Hugo Zacchini of Turin, Italy, is shot from a specially built cannon invented by his brother in 1927. Zacchini successfully won a right of publicity case in Ohio after a television station aired an entire clip of his show. The Supreme Court in Zacchini v. Scripps-Howard (1977) compared the state's right of publicity law to copyright and patent laws and said the First Amendment did not immunize the press from violating the publicity law. (AP Photo, used with permission from the Associated Press)
In Zacchini v. Scripps-Howard Broadcasting Co., 433 U.S. 562 (1977), the U.S. Supreme Court ruled, 5-4, that the First Amendment did not immunize the news media from liability for violating Ohio’s right of publicity laws by broadcasting a performer’s entire act. The holding reversed the Ohio Supreme Court’s decision that the state law must allow a “privilege” to report on matters of legitimate public interest.
Ohio Court said press had right to share entire Human Cannonball act
A Scripps-Howard television station included a 15-second film clip comprising the entire act of Hugo Zacchini, the Human Cannonball, in an evening news broadcast. A reporter had filmed the act despite Zacchini’s objection.
Zacchini sued for damages, claiming unlawful appropriation of his professional property. The Ohio Supreme Court held that Zacchini’s claim rested on the state’s “right of publicity” but that, absent actual intent to harm, “First Amendment principles require that the right of privacy give way to the public right to be informed of matters of public interest and concern.”
Supreme Court said First Amendment did not give press right to violate publicity laws
Writing for the majority, Justice Byron R. White found that the state supreme court had rested its decision solely on a federal constitutional basis, relying mainly on First Amendment decisions in Time, Inc. v. Hill (1967) and New York Times Co. v. Sullivan (1964).

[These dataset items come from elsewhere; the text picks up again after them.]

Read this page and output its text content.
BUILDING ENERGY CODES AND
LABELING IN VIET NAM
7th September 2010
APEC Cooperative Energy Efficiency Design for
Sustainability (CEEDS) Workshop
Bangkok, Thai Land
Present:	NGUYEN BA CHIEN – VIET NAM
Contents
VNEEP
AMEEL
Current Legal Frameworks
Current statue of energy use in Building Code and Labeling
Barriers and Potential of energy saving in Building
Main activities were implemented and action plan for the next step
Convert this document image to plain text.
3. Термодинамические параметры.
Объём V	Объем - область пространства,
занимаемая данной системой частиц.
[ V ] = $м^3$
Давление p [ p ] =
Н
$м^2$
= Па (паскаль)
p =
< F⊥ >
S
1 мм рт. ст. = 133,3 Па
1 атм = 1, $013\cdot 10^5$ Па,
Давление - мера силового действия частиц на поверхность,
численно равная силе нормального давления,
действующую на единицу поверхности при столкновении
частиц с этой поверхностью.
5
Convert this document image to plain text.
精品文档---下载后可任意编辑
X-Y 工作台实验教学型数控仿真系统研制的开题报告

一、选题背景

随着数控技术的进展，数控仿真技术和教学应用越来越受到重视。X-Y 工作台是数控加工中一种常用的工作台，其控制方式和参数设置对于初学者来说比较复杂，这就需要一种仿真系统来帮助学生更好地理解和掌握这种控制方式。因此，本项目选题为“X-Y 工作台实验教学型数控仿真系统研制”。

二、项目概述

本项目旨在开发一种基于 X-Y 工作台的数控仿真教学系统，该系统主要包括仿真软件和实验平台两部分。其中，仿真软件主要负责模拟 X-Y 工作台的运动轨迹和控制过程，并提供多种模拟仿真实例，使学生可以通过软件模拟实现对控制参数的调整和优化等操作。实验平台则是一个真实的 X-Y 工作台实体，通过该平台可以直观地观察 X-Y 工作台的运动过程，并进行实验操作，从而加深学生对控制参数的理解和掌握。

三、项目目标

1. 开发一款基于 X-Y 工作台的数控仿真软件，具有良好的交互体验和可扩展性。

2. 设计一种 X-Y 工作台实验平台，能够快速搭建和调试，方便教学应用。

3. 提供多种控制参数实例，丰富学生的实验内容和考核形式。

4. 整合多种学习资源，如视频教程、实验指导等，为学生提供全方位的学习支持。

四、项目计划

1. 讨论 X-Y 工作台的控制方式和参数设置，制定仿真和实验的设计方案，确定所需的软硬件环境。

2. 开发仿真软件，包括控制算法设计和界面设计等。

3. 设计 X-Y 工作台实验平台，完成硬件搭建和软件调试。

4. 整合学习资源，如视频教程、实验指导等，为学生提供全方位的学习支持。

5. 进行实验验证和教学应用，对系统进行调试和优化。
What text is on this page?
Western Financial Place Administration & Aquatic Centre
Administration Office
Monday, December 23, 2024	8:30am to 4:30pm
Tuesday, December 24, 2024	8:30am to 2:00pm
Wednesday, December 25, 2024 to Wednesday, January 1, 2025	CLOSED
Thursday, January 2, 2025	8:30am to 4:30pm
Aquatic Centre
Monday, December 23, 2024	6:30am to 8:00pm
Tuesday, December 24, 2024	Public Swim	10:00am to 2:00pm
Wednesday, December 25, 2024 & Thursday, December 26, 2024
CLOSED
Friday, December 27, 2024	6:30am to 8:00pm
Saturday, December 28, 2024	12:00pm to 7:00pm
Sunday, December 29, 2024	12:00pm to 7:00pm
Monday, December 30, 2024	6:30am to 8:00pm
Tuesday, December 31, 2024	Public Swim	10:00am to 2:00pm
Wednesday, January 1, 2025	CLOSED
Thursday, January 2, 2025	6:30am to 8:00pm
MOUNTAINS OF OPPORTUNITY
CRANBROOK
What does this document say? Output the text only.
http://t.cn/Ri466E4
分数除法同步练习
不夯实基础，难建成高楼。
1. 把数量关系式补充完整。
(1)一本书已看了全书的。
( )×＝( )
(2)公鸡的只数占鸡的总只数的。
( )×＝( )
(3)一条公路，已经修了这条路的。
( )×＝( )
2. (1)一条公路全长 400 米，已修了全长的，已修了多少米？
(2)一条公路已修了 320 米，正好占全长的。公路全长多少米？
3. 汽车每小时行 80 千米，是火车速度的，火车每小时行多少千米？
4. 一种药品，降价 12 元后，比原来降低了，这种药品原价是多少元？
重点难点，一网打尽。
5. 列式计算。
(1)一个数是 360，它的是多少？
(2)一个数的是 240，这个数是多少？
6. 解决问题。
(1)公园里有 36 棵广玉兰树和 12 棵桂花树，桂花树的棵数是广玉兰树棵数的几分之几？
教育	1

Defining Ohio’s right of publicity as “the exclusive control over the commercial display and exploitation of [Zacchini’s] personality and the exercise of his talents,” White distinguished Hill, saying that was mainly a “false light” right of privacy case where the plaintiff had sought to stop publication. Zacchini, however, presented an action that was more akin to appropriation of some property interest. White said Ohio’s right of publicity was “closely analogous” to copyright and patent law where the focus is on individuals’ rights to get paid for their endeavors.
Broadcasting Human Cannonball's act robbed him of economic value, Court said
Broadcasting Zacchini’s entire act threatened the economic value of the performance: the right of publicity, “provides an economic incentive for him to make the investment required to produce a performance of interest to the public. This same consideration underlies the patent and copyright laws long enforced by this court.”
Those laws, White said, were constructed to benefit the public by encouraging the dissemination of more productions. White observed that Zacchini did not try to stop the broadcast of his act, but simply attempted to be compensated for it.
Dissenting justices said broadcast should be protected by First Amendment
Justice Lewis F. Powell Jr., joined by two others, dissented, saying that First Amendment values should protect the station. Though not using the words “chilling effect,” Powell voiced concern that a television station might decide not to show any part of an act or event for fear of being sued.
“The public,” he said, “is then the loser.” He argued that a person performing in public cannot complain when the media report on the act. Justice John Paul Stevens based his dissent on his uncertainty as to whether the Ohio court had rested its decision solely on federal grounds.